The EPA yesterday sent to the White House for final approval an expansion of the Clean Waters Act, intended by Congress 40 years ago as a way to protect navigable waterways.  Under the new version, EPA regulators would have jurisdiction over just about any formation of water no matter how small, temporary or incidental.  According to the federal EPA and the Army Corps of Engineers, the regulation will cost property owners who want to make improvements, including small businesses and farmers, more than $100 million, Danner warns.

“All 50 states have agencies that enforce their own regulations and they generally try to balance environmental protection with economic development.  Under the new rule local business owners will have to seek permission from the federal government, pay thousands for the permits and potentially be denied by bureaucrats in Washington the right to improve their properties,” explained Danner. 
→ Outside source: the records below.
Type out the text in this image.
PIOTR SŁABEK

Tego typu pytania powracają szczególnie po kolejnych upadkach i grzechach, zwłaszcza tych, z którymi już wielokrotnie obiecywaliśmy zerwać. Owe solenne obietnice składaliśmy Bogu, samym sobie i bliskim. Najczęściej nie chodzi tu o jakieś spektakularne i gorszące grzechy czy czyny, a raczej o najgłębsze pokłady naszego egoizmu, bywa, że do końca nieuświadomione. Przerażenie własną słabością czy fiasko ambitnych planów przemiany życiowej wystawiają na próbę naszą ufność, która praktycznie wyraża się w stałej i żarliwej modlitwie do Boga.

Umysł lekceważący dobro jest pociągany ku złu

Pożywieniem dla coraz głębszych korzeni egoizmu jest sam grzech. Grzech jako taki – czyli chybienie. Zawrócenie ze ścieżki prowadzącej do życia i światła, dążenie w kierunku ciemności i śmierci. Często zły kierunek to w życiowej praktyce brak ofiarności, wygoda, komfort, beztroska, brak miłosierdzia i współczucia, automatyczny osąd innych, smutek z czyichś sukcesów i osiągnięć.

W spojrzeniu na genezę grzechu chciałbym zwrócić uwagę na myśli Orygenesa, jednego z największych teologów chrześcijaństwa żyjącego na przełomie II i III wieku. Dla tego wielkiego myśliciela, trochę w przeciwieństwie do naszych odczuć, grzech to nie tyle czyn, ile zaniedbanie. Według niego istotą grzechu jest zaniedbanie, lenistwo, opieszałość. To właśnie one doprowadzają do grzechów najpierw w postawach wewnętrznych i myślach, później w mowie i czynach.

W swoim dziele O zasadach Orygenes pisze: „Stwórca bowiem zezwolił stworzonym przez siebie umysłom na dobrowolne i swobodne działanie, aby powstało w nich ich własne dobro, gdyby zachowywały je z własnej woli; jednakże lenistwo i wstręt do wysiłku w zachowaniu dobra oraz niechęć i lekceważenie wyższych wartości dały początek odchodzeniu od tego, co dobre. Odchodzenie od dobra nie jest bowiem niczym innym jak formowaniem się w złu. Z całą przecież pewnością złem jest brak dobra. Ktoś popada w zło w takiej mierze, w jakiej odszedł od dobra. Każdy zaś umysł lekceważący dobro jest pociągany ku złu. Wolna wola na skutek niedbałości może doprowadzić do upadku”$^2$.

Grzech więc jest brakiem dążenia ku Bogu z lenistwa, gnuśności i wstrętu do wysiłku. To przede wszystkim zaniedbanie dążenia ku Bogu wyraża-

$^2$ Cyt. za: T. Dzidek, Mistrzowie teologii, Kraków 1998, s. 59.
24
“And if they build anything on their property without EPA approval they face tens of thousands of dollars in fines and even bigger litigation costs.”  

The federal Small Business Administration’s Office of Advocacy called publicly last year on the EPA to withdraw the rule.  It pointed out that the agency failed to perform an economic analysis as required by law.  The EPA brushed aside that recommendation, however, arguing that there won’t be any new costs because the new rule merely expands an existing regulation. 

“That fails the straight-face test,” said Danner.  “Many thousands of local businesses and private property owners will now come under EPA regulation.  Obviously that means new costs.”